Far Harder to Teach an Attitude that Embraces Many Globalizations

Even among the elite and largest business schools, they can only give their students a taste of global-related content along with what it implies and the understanding of working globally, especially at the undergraduate level.

For some, the above is probably not enough. That is, the key to good management in a global world is to be open-minded, of which is not something that is learnt but rather developed. In particular, the world is not as globalized as business students think it is. For example, when professor Pankaj Ghemawat polls his students, on what percentage of phone calls are international, they guess 40 percent – the reality is closer to 2 percent.

For me, it is no longer surprising that many business students cannot entertain the idea that China can be statistically labeled as a developing country — a per capita income of $6,500 (2014) and where about one-sixth of the population still lives on less than two dollars a day.
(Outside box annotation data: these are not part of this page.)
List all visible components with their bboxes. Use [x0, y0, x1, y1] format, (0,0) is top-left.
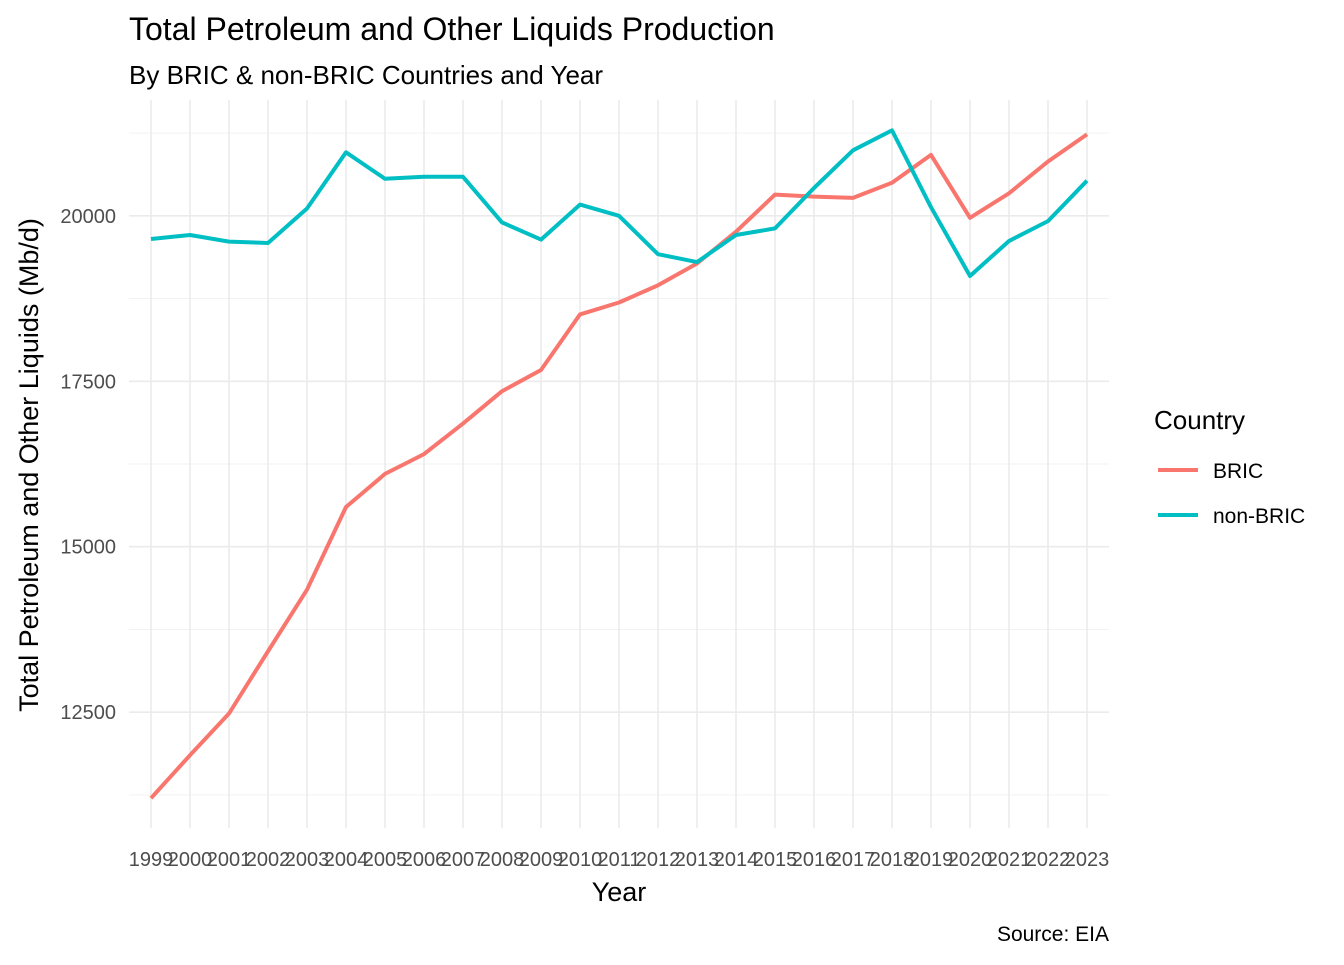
y-tick-label: 17500 — [60, 371, 116, 393]
x-axis-label: Year — [592, 877, 647, 907]
x-tick-label: 2000 — [168, 849, 213, 871]
x-tick-label: 2011 — [597, 849, 640, 871]
y-axis-tick-labels: 12500 15000 17500 20000 — [60, 206, 116, 724]
legend-items: BRIC non-BRIC — [1158, 460, 1305, 528]
y-axis-label: Total Petroleum and Other Liquids (Mb/d) — [14, 218, 44, 712]
legend: Country BRIC non-BRIC — [1154, 405, 1305, 528]
y-tick-label: 15000 — [60, 537, 116, 559]
legend-title: Country — [1154, 405, 1245, 435]
x-tick-label: 2021 — [987, 849, 1032, 871]
series-line-bric — [149, 132, 1089, 800]
chart-caption: Source: EIA — [997, 923, 1109, 946]
x-tick-label: 2006 — [402, 849, 447, 871]
series-line-non-bric — [150, 128, 1089, 278]
chart-subtitle: By BRIC & non-BRIC Countries and Year — [129, 60, 603, 90]
x-axis-tick-labels: 1999200020012002200320042005200620072008… — [129, 849, 1110, 871]
y-tick-label: 20000 — [60, 206, 116, 228]
x-tick-label: 2002 — [246, 849, 291, 871]
x-tick-label: 2018 — [870, 849, 915, 871]
x-tick-label: 2020 — [948, 849, 993, 871]
x-tick-label: 2022 — [1026, 849, 1071, 871]
x-tick-label: 2017 — [831, 849, 876, 871]
x-tick-label: 2013 — [675, 849, 720, 871]
chart-title: Total Petroleum and Other Liquids Produc… — [129, 11, 775, 47]
x-tick-label: 2007 — [441, 849, 486, 871]
x-tick-label: 2012 — [636, 849, 681, 871]
x-tick-label: 2023 — [1065, 849, 1110, 871]
x-tick-label: 2004 — [324, 849, 369, 871]
x-tick-label: 2001 — [207, 849, 252, 871]
x-tick-label: 1999 — [129, 849, 174, 871]
legend-label: BRIC — [1213, 460, 1263, 483]
x-tick-label: 2009 — [519, 849, 564, 871]
x-tick-label: 2014 — [714, 849, 759, 871]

Indeed, China contains multitudes in which party leaders and diplomats take pains to communicate that the country is “developing,” whereas American leaders think the phrase “developing” only provide China excuses about contributing more to resolve international problems.

4PsGlobalizationImportantly, I learn that business schools and their faculty also need to be open-minded. For instance, some surveys show that only a small percentage of business deans, business executives, and business students see globalization as basically bad or mixed, whereas the general public (particularly those in developed countries) are skeptical about or hostile to globalization. While many business professors avoid spending time in the curriculum on anti-globalization perspectives or sociological perspectives of globalization because they amount to nonsense, doing so leaves business students ill-prepared for real-world actors that conceptualize or embrace the various dimensions of globalization very differently. These dimensions include the phenomenon of globalization, the philosophy of globalization, the process of globalization, and the patterns of globalization. If business students can become more open-minded towards “globalizations,” perhaps they are more apt to understand and communicate the underpinnings of diverse foreign environments of business  along with the cross-cultural differences in business management.